No, we don't want national IP rules

A certain missing of the point of having markets and differences here:

The rules for academic spin-offs must change to inspire a British Google

We’re not in fact interested in there being a British Google in the first place. The value comes from being able to use, not from having created. So, where something is created matters not - it’s where it’s possible to use. But leave that obvious point aside.

In the UK, universities are free to set their own rules for what happens when a professor starts a company. The rules are administered by the TTO (Technology Transfer Office), three letters that, depending on the university, can strike fear into the heart of an enterprising academic.

A recent report from the Royal Academy of Engineers showed that universities are taking anywhere between zero and 60 per cent.

We agree that there are likely to be more spin offs where the academics keep more of the loot.

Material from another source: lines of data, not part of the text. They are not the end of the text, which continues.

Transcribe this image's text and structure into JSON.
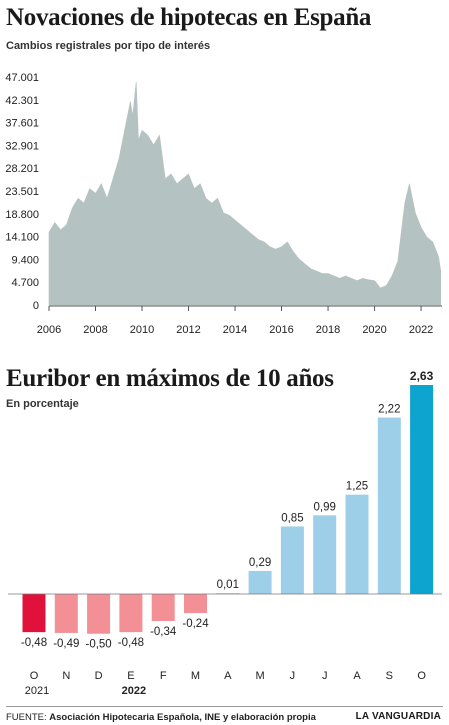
{
  "chart_data": [
    {
      "type": "area",
      "title": "Novaciones de hipotecas en España",
      "subtitle": "Cambios registrales por tipo de interés",
      "yticks": [
        0,
        4700,
        9400,
        14100,
        18800,
        23501,
        28201,
        32901,
        37601,
        42301,
        47001
      ],
      "ytick_labels": [
        "0",
        "4.700",
        "9.400",
        "14.100",
        "18.800",
        "23.501",
        "28.201",
        "32.901",
        "37.601",
        "42.301",
        "47.001"
      ],
      "ylim": [
        0,
        47001
      ],
      "xlim": [
        2006,
        2022.9
      ],
      "xticks": [
        2006,
        2008,
        2010,
        2012,
        2014,
        2016,
        2018,
        2020,
        2022
      ],
      "xtick_labels": [
        "2006",
        "2008",
        "2010",
        "2012",
        "2014",
        "2016",
        "2018",
        "2020",
        "2022"
      ],
      "color": "#b4c3c1",
      "x": [
        2006.0,
        2006.25,
        2006.5,
        2006.75,
        2007.0,
        2007.25,
        2007.5,
        2007.75,
        2008.0,
        2008.25,
        2008.5,
        2008.75,
        2009.0,
        2009.25,
        2009.5,
        2009.6,
        2009.75,
        2009.85,
        2010.0,
        2010.25,
        2010.5,
        2010.75,
        2011.0,
        2011.25,
        2011.5,
        2011.75,
        2012.0,
        2012.25,
        2012.5,
        2012.75,
        2013.0,
        2013.25,
        2013.5,
        2013.75,
        2014.0,
        2014.25,
        2014.5,
        2014.75,
        2015.0,
        2015.25,
        2015.5,
        2015.75,
        2016.0,
        2016.25,
        2016.5,
        2016.75,
        2017.0,
        2017.25,
        2017.5,
        2017.75,
        2018.0,
        2018.25,
        2018.5,
        2018.75,
        2019.0,
        2019.25,
        2019.5,
        2019.75,
        2020.0,
        2020.25,
        2020.5,
        2020.75,
        2021.0,
        2021.15,
        2021.3,
        2021.5,
        2021.75,
        2022.0,
        2022.25,
        2022.5,
        2022.75,
        2022.85
      ],
      "values": [
        15000,
        17000,
        15500,
        16500,
        20000,
        22000,
        21000,
        24000,
        23000,
        25000,
        22000,
        26000,
        30000,
        36000,
        42000,
        39000,
        46000,
        34000,
        36000,
        35000,
        33000,
        35000,
        26000,
        27000,
        25000,
        26000,
        27000,
        24000,
        25000,
        22000,
        21000,
        22000,
        19000,
        18500,
        17500,
        16500,
        15500,
        14500,
        13500,
        13000,
        12000,
        11500,
        12000,
        13000,
        11000,
        9500,
        8500,
        7500,
        7000,
        6500,
        6500,
        6000,
        5500,
        6000,
        5500,
        5000,
        5500,
        5200,
        5000,
        3500,
        4000,
        6000,
        9000,
        15000,
        21000,
        25000,
        19000,
        16000,
        14000,
        13000,
        10000,
        7000
      ]
    },
    {
      "type": "bar",
      "title": "Euribor en máximos de 10 años",
      "subtitle": "En porcentaje",
      "categories": [
        "O",
        "N",
        "D",
        "E",
        "F",
        "M",
        "A",
        "M",
        "J",
        "J",
        "A",
        "S",
        "O"
      ],
      "year_labels": [
        {
          "index": 0,
          "label": "2021"
        },
        {
          "index": 3,
          "label": "2022"
        }
      ],
      "values": [
        -0.48,
        -0.49,
        -0.5,
        -0.48,
        -0.34,
        -0.24,
        0.01,
        0.29,
        0.85,
        0.99,
        1.25,
        2.22,
        2.63
      ],
      "value_labels": [
        "-0,48",
        "-0,49",
        "-0,50",
        "-0,48",
        "-0,34",
        "-0,24",
        "0,01",
        "0,29",
        "0,85",
        "0,99",
        "1,25",
        "2,22",
        "2,63"
      ],
      "colors": {
        "negative_first": "#e0123c",
        "negative": "#f29096",
        "positive": "#9dcfe8",
        "positive_last": "#0da4d0"
      },
      "ylim": [
        -0.5,
        2.63
      ]
    }
  ],
  "footer": {
    "source_prefix": "FUENTE:",
    "source_text": "Asociación Hipotecaria Española, INE y elaboración propia",
    "brand": "LA VANGUARDIA"
  }
}
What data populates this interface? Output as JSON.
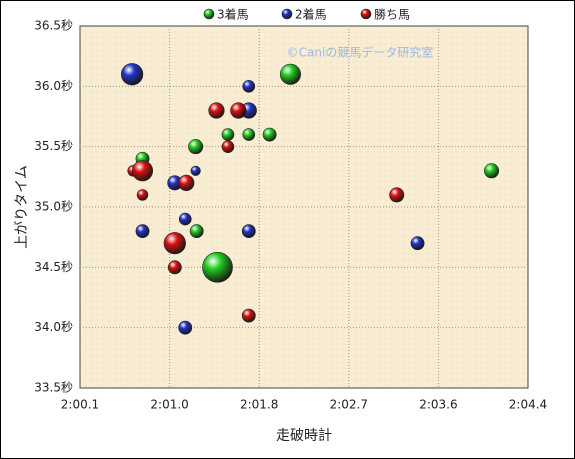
{
  "chart_data": {
    "type": "bubble",
    "x_label": "走破時計",
    "y_label": "上がりタイム",
    "annotation": "©Caniの競馬データ研究室",
    "xlim": [
      120.1,
      124.4
    ],
    "xticks": [
      {
        "value": 120.1,
        "label": "2:00.1"
      },
      {
        "value": 120.96,
        "label": "2:01.0"
      },
      {
        "value": 121.82,
        "label": "2:01.8"
      },
      {
        "value": 122.68,
        "label": "2:02.7"
      },
      {
        "value": 123.54,
        "label": "2:03.6"
      },
      {
        "value": 124.4,
        "label": "2:04.4"
      }
    ],
    "ylim": [
      33.5,
      36.5
    ],
    "yticks": [
      {
        "value": 33.5,
        "label": "33.5秒"
      },
      {
        "value": 34.0,
        "label": "34.0秒"
      },
      {
        "value": 34.5,
        "label": "34.5秒"
      },
      {
        "value": 35.0,
        "label": "35.0秒"
      },
      {
        "value": 35.5,
        "label": "35.5秒"
      },
      {
        "value": 36.0,
        "label": "36.0秒"
      },
      {
        "value": 36.5,
        "label": "36.5秒"
      }
    ],
    "grid": true,
    "legend": "top",
    "series": [
      {
        "name": "3着馬",
        "color": "#22cc22",
        "x": [
          122.12,
          121.52,
          121.72,
          121.92,
          121.21,
          120.7,
          124.05,
          121.22,
          121.42
        ],
        "values": [
          36.1,
          35.6,
          35.6,
          35.6,
          35.5,
          35.4,
          35.3,
          34.8,
          34.5
        ],
        "sizes": [
          1.7,
          1,
          1,
          1.1,
          1.2,
          1.1,
          1.2,
          1.1,
          2.5
        ]
      },
      {
        "name": "2着馬",
        "color": "#2233cc",
        "x": [
          120.6,
          121.72,
          121.72,
          121.21,
          121.01,
          121.11,
          120.7,
          121.72,
          123.34,
          121.11
        ],
        "values": [
          36.1,
          36.0,
          35.8,
          35.3,
          35.2,
          34.9,
          34.8,
          34.8,
          34.7,
          34.0
        ],
        "sizes": [
          1.8,
          1,
          1.3,
          0.8,
          1.2,
          1,
          1.1,
          1.1,
          1.1,
          1.1
        ]
      },
      {
        "name": "勝ち馬",
        "color": "#dd1111",
        "x": [
          121.41,
          121.62,
          121.52,
          120.61,
          120.7,
          121.12,
          120.7,
          123.14,
          121.01,
          121.01,
          121.72
        ],
        "values": [
          35.8,
          35.8,
          35.5,
          35.3,
          35.3,
          35.2,
          35.1,
          35.1,
          34.7,
          34.5,
          34.1
        ],
        "sizes": [
          1.3,
          1.3,
          1,
          0.9,
          1.7,
          1.3,
          0.9,
          1.2,
          1.8,
          1.1,
          1.1
        ]
      }
    ]
  }
}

But that’s not quite the point here.

But we need a national IP policy to allow universities to fulfil this potential, and to make sure that the British Google is as likely to come from Leeds as Cambridge.

No. For this is to miss what having different policies - we could even say a market in policies - does for us. Different people try different things, we see that some work and some don’t. People, logically enough, then do more of what works and less of what doesn’t.

A national policy on anything kills off that process.

The point being that yes, we do need the idiots doing the wrong thing in order to show what is the right. Leave it be - because exactly that failure of bad policy is a self-solving problem in a marketplace.